Based on this post , I have tried to come up with a command to find all hashtags words (words starting by #) in a quite complicated string:

echo "Le #cerveau d’#Einstein n’est « #Ordre des #Mopses\" » pas" | sed -e 's/^/ /g' -e 's/ [^#][^ ]*//g' -e 's/^ *//g'

Unfortunately the output is:

#cerveau #Mopses"

instead of:

#cerveau #Einstein #Ordre #Mopses

What should be the correct command?

Answer 1

grep is usually better at extracting substrings.

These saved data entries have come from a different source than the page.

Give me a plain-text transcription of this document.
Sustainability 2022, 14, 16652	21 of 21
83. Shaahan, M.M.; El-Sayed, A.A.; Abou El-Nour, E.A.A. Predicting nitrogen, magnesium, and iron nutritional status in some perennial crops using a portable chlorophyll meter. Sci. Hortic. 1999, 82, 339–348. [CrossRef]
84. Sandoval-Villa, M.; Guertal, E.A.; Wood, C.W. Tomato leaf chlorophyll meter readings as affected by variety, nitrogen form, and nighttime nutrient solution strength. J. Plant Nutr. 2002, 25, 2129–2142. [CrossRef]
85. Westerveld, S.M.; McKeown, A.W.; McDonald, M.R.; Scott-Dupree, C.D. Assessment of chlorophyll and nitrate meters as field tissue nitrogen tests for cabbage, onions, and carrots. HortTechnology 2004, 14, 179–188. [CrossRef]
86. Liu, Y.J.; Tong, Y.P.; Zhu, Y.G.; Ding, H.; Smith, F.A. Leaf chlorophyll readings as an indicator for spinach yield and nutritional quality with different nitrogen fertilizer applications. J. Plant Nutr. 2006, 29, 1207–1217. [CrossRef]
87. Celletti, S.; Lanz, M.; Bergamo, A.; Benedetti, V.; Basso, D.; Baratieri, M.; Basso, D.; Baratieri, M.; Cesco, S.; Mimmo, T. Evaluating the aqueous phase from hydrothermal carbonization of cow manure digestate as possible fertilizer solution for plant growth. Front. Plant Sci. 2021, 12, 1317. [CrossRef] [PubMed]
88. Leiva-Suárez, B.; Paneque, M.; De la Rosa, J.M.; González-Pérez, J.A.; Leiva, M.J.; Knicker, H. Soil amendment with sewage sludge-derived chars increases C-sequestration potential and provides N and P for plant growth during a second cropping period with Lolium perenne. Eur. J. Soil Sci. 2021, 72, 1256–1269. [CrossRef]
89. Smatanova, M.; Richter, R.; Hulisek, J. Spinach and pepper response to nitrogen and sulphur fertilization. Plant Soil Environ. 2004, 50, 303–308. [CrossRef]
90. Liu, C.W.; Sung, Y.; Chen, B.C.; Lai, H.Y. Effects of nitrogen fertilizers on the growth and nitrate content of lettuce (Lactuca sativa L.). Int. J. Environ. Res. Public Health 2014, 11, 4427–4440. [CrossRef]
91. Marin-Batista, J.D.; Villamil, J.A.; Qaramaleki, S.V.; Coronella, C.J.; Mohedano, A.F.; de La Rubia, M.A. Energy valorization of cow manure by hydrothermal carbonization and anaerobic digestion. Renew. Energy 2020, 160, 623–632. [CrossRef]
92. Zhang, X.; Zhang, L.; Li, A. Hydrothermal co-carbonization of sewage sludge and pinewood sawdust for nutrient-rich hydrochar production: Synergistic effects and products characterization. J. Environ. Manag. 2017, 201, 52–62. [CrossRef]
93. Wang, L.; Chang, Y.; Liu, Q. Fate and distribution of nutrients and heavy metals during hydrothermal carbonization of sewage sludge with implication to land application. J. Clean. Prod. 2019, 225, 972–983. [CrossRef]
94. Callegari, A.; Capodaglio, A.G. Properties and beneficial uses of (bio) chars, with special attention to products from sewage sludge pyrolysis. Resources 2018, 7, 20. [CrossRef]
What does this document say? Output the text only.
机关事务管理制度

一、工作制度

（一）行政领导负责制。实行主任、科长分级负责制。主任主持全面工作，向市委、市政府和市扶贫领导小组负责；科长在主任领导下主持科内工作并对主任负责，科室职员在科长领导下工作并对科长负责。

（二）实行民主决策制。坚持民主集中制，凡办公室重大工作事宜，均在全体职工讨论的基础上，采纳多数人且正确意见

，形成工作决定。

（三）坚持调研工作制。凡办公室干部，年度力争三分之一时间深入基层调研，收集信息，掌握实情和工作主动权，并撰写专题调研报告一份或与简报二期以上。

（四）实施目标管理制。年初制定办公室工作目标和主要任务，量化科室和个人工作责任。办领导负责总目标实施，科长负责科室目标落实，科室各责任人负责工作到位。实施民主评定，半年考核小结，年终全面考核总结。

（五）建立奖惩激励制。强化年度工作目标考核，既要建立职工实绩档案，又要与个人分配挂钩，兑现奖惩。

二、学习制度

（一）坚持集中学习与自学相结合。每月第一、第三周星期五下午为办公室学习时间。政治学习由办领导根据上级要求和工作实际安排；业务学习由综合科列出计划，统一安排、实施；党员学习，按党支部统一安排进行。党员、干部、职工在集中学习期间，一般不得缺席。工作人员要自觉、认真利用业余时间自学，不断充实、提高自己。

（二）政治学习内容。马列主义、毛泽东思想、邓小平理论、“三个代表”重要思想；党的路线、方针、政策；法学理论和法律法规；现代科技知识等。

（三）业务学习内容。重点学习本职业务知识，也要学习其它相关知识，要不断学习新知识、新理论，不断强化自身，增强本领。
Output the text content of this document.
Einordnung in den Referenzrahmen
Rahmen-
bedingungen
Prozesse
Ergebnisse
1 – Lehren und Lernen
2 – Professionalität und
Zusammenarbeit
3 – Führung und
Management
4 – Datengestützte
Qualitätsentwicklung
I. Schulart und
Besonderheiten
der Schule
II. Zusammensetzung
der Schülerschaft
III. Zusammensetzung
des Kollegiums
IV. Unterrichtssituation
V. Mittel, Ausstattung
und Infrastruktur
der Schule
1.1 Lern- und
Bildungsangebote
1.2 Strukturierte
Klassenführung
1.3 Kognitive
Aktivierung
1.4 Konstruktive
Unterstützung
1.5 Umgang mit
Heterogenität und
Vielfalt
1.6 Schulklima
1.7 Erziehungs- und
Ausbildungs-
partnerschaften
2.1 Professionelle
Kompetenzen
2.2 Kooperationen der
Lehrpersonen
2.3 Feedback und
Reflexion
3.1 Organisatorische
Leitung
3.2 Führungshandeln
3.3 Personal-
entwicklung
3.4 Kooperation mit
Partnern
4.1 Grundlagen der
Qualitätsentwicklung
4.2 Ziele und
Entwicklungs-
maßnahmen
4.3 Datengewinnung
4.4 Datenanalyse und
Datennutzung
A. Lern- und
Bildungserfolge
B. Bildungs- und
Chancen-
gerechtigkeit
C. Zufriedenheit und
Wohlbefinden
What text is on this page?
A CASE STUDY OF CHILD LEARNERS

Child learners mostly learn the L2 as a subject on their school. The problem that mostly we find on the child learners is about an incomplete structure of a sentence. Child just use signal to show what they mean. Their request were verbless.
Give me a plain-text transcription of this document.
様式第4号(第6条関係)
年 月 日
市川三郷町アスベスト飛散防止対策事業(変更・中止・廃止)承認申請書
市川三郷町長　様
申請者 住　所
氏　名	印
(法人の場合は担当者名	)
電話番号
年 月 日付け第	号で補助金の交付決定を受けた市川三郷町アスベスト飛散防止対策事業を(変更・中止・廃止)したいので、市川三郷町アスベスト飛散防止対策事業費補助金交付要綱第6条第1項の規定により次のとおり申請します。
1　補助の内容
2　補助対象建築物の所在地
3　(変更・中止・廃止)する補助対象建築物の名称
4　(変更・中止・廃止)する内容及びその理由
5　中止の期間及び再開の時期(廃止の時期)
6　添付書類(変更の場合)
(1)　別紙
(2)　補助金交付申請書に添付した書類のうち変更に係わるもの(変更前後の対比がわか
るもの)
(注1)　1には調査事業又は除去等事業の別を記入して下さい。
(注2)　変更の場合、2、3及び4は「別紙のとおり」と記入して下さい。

With the GNU-grep's -o option (only output the matching parts), you can just

echo "Le #cerveau d’#Einstein n’est « #Ordre des #Mopses\" » pas" \
| grep -o '#[[:alpha:]]*'

If you really need sed , do the similar thing: replace all words that don't start with a # by a space, then remove the first word and compact the spaces:

sed -e 's/[^[:alpha:]#][[:alpha:]]*/ /g' \
    -e 's/^[^#]*//' \
    -e 's/  */ /g'

Answer 2

If you want to use sed , you can separate out all words that start by a \\n and then find them:

echo "Le #cerveau d’#Einstein n’est « #Ordre des #Mopses\" » pas" \
| sed -re 's/(#\w+)/\n\1\n/g' \
| sed -rn '/^(#\w+)$/p'

You need the -r option in sed to use extended regular expressions.

Answer 3

You can do this:

echo "Le #cerveau d’#Einstein n’est « #Ordre des #Mopses\" » pas" | grep -o '#[a-zA-Z0-9_]\+'

You get the expected output:

#cerveau
#Einstein
#Ordre
#Mopses

Explanation: The -o option in grep:

Prints only the matching part of the lines.

So, the grep command above matches a hashtag followed by a non-zero number of alphabets, digits and underscores.